CMS has also reported on the results of bundled payments with early findings that there were significantly lower episode payments in orthopedic surgery over a 90-day bundled episode of care (included initial hospitalization, all professional services, and all other services delivered within that 90-day period such as rehabilitation, follow-up physician visits, etc.) (Note: this was the only episode of care where there were enough numbers to report/comment on) [7]. On examining this study in more detail however, there are a number of issues that should be mentioned which might be driving these findings. First, providers whose outcomes were improving without involvement in the 90-day bundle model may have been those who signed up for it in the first place—leading one to a false conclusion that this might work for all [8]. Second, one-quarter of a calendar year of cost decreases does not make for sustainable cost decreases. Third, as the Lewin report states, these episodes of care were in hospitals located in areas where more affluent populations existed versus the universe of Medicare-participating hospitals [8]. This may mean that the overall health of these patients might be better (e.g. needing less care over time and with better social support systems), and that these institutions had more resources to engage in care redesign [7]. Not evaluated in the Lewin report, but likely should be, are the social determinants of health resulting in better health and lower costs per capita [9].

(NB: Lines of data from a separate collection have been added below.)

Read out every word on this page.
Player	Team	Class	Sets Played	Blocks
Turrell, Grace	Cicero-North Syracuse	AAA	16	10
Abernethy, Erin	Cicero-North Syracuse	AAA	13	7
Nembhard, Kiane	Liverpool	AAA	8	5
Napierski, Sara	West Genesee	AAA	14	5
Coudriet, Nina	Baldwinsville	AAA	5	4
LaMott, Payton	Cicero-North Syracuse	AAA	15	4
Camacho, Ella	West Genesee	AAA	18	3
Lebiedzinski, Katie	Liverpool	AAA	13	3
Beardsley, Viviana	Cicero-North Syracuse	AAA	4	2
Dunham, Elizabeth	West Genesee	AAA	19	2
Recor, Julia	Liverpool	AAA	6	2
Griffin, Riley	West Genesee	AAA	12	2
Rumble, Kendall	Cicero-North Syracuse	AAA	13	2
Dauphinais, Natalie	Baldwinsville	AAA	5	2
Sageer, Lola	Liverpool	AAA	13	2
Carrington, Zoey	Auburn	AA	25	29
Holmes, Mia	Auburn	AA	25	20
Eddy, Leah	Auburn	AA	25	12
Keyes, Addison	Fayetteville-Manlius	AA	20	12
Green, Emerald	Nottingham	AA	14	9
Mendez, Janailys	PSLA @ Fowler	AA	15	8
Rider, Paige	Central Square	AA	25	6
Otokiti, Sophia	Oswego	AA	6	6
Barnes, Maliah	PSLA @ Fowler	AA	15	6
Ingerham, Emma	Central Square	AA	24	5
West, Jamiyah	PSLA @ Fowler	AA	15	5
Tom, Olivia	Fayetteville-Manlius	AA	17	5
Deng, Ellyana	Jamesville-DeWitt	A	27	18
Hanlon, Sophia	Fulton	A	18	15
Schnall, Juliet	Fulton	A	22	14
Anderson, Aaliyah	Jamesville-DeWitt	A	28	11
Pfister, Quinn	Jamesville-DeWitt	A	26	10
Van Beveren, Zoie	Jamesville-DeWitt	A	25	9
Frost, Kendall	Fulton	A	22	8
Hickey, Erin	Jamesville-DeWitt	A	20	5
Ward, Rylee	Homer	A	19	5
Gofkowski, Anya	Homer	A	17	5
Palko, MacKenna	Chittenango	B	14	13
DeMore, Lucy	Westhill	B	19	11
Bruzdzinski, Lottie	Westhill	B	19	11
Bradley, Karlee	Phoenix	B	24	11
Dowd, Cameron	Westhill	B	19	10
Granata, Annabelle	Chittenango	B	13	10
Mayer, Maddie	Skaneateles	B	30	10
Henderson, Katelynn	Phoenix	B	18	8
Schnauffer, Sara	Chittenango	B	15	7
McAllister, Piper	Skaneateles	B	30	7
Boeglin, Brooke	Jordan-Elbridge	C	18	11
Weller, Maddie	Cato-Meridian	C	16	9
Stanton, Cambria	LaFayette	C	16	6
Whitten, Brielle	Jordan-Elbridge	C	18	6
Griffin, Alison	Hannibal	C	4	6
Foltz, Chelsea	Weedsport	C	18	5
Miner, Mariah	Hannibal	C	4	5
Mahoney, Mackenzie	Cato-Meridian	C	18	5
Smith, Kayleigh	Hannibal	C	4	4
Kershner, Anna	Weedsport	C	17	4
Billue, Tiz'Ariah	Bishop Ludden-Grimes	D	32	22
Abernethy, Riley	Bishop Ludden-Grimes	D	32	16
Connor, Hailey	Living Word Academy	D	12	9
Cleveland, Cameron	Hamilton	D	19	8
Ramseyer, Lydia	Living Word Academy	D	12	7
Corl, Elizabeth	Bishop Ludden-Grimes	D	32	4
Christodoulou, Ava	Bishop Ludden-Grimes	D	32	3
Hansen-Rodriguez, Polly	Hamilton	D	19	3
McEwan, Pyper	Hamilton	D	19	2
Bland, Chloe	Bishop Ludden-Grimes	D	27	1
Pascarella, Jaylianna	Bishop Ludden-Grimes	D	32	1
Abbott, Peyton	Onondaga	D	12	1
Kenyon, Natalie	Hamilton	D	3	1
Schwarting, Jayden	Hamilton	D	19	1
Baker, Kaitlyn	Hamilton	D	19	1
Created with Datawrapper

So where does that leave us? When the above CMS representative was asked at the LDI meeting by the author of this article, if a contingency plan was in place in case these models do not work, the question was answered in this manner: “CMS will continue to tinker with the ACO and bundled payment models until they are corrected”. So how much will this cost and when is the appropriate point if ACOs or bundled payments do not work for CMS to say “we need to try something different?” Does CMS even have a fallback position/plan? No mention of one was made by the CMS representative. One was left with the impression that it is full steam ahead no matter the consequences.

For now, the rollout by CMS of these types of payment models continues unabated in a very aggressive manner (as per Burwell above) which will likely cost the tax payer millions of dollars. It appears that CMS is absolutely certain that these types of payment and delivery models will ultimately work. The question that has been left unanswered is: What if these reforms do not work? When Professor Michael Chernew was asked this same question during the Academy Health meeting his response was: “It may be back to fee-for-service payment but with a ‘governor’ included to limit growth”. Burns and Pauly supported this position as espoused by Chernew in a similar manner—that Medicare is likely to move toward providing what is effectively a budget-determined capitation payment (a governor) as an end–of-year adjustment to accumulated fee-for-service payments [4].

As noted above, health economists at some of the leading academic teaching institutions (Harvard and University of Pennsylvania, The Wharton School) have weighed in on these findings with a healthy dose of skepticism. It is also fine for the rest of us to examine these findings in the same way and to question them. It is not fine however, to accept reports of success and not allow healthy dialogue on these issues to take place. This dialogue is important for us to solve the problem of continually rising health-care costs (viewed as a percent change in health spending versus GDP). As an industry we need to ask good questions and continue to challenge executives and policy makers at institutions such as the CMS—as it controls over US$600 billion in spending [10].

Stay tuned—Medicare may need a different plan for controlling spending or this may take longer than Medicare is envisioning based on its pronouncements and presentations—resulting in the goals outlined in the New England Journal of Medicine March 5, 2015 article being pushed back.